The Curse of Growth
“Control your own destiny or someone else will.” — Jack Welch
Hope everyone had a Happy Halloween; in that spirit, how about a tale of horror?
Imagine we’re running a business together (let’s say it’s a cleaning business) and we have ambitions for rapid growth over the next few years.
Starting with some assumptions:
- To get started, we borrow $500 at 10% interest leaving $500 cash in the bank
- Each cleaning crew produces $560 annual revenue and costs $420 per year
- Each crew needs to carry $100 of supplies on average
- The plan is to expand to 15 crews within the next 5 years
- Customers pay us in 60 days on average
- $50 of annual overhead per crew
Here’s my question to you — will we run out of money before hitting our growth goal?
I’ll give you a minute to do some math…
Before I reveal the answer, let’s get to the point of this exercise
Growth consumes cash.
Unless you have a rare business model with negative working capital, this rule is universal and applies to all businesses. Service, product, manufacturing, distribution, it doesn’t matter.
Why is that?
Rapid growth requires front-end investment with back-end cash collection. We have to buy inventory, supplies, pay employees, get a bigger warehouse, etc. And we need those things before we can make the next sale. On top of that, sales are collected later, usually a few days to a few months later.
So we’re on a perpetual treadmill of pay now, collect later.
Back to our growth question
Remember, we started with $500 in cash.

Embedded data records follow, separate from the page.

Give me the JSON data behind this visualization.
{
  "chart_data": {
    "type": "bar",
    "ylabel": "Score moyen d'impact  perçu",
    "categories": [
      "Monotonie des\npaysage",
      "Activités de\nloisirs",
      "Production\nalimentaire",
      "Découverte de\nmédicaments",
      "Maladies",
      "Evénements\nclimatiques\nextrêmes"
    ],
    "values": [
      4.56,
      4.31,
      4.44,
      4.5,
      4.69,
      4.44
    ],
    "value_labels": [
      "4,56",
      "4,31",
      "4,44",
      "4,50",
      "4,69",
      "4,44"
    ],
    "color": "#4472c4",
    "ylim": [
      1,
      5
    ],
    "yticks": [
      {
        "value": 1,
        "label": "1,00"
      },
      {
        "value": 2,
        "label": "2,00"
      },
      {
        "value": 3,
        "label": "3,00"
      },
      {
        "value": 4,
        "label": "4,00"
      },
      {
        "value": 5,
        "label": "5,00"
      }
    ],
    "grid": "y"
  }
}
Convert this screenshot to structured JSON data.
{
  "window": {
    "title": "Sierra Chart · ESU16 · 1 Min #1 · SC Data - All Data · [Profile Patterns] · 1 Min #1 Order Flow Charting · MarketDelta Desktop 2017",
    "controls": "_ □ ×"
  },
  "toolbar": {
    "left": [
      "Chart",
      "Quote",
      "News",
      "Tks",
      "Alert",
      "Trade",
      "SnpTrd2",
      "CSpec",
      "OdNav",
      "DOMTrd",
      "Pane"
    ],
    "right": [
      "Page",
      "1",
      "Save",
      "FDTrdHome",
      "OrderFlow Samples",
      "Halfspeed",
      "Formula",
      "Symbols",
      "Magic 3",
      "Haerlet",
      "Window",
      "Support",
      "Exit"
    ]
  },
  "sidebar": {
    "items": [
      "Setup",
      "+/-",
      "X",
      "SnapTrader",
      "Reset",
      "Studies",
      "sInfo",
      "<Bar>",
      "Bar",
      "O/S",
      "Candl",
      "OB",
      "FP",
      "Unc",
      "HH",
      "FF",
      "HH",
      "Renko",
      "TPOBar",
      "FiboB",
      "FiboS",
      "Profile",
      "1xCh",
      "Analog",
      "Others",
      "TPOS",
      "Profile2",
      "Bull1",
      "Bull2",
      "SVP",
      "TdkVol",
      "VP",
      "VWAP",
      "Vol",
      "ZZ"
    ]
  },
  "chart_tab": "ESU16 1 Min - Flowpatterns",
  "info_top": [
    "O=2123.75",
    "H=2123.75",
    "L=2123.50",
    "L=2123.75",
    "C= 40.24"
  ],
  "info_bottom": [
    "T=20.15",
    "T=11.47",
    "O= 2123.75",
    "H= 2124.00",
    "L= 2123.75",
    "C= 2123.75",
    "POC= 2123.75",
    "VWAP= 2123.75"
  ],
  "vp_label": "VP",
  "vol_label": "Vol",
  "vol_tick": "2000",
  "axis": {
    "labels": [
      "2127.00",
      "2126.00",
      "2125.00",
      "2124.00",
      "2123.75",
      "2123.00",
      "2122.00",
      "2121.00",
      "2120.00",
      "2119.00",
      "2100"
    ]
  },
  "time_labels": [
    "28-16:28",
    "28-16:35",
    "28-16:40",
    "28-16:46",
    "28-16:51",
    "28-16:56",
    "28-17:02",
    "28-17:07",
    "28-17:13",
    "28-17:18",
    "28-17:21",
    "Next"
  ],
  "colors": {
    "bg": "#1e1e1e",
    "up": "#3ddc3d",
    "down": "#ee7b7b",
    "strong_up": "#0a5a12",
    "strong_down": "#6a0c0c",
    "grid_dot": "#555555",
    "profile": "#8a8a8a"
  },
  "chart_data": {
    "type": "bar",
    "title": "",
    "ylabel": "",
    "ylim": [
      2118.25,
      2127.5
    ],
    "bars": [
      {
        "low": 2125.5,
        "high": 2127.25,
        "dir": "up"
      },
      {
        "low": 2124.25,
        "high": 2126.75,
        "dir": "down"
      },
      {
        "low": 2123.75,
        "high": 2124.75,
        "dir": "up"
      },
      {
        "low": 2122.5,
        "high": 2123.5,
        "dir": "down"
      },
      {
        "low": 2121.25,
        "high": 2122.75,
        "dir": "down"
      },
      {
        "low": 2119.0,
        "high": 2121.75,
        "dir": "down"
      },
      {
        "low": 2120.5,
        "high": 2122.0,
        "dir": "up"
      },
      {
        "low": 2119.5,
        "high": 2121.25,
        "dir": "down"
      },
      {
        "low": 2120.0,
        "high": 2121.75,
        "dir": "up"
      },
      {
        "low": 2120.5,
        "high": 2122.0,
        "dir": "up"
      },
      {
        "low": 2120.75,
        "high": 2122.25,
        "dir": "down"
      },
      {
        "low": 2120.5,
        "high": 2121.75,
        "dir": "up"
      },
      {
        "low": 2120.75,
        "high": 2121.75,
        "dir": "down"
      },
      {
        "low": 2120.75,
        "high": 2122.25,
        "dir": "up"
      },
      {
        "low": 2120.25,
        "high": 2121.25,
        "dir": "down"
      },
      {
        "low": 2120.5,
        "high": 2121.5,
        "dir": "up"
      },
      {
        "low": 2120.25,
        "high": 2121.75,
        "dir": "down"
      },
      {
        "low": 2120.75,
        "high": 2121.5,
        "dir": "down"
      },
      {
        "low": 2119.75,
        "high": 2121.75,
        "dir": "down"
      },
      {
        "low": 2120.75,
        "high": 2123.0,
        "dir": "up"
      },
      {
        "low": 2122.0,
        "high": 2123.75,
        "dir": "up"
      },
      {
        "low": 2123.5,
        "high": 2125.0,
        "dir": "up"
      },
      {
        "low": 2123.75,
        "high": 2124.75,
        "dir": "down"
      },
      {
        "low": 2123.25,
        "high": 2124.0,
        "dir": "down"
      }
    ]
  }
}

When we hit our target of 15 cleaning crews by year 5, we’re down to $140 in the bank despite $1,300 in profit that year!
We didn’t hit zero, but we certainly feel broke. What gives??

[Note, in this example: Cash = beginning cash plus profit minus A/R increase minus inventory increase]
To support our (much) larger business by year 5, we had to build $1,400 of A/R and $1,500 of supplies. Even though revenue, profit, and margins were growing each year, we were outlaying increasing amounts of cash to fund these assets.
This is the power of growth capital and it’s scary stuff!
So what can you do about this?
First, start monitoring some key indicators:
- Receivables growing faster than sales
- Inventory turning slower
- Payables lagging but not enough to offset
- Constant reliance on line of credit draws
- Low or negative operating cash flow despite profit
More sales and more profit won’t solve this growth problem 100% of the time. If your plan is to grow fast, then you need to plan for additional capital along the way.
This is particularly important for newer, less established businesses that are trying to achieve adequate scale.
Last, we’re only looking at the financial side of this equation. Remember, as you grow you’ll need to onboard more people to your team, create processes, and manage a larger group of customers. Those operational challenges don’t always show up on the financials (when they do, it’s usually through too much overhead).
Aside from raising enough capital to grow, the only way to truly manage this situation is to grow within your means.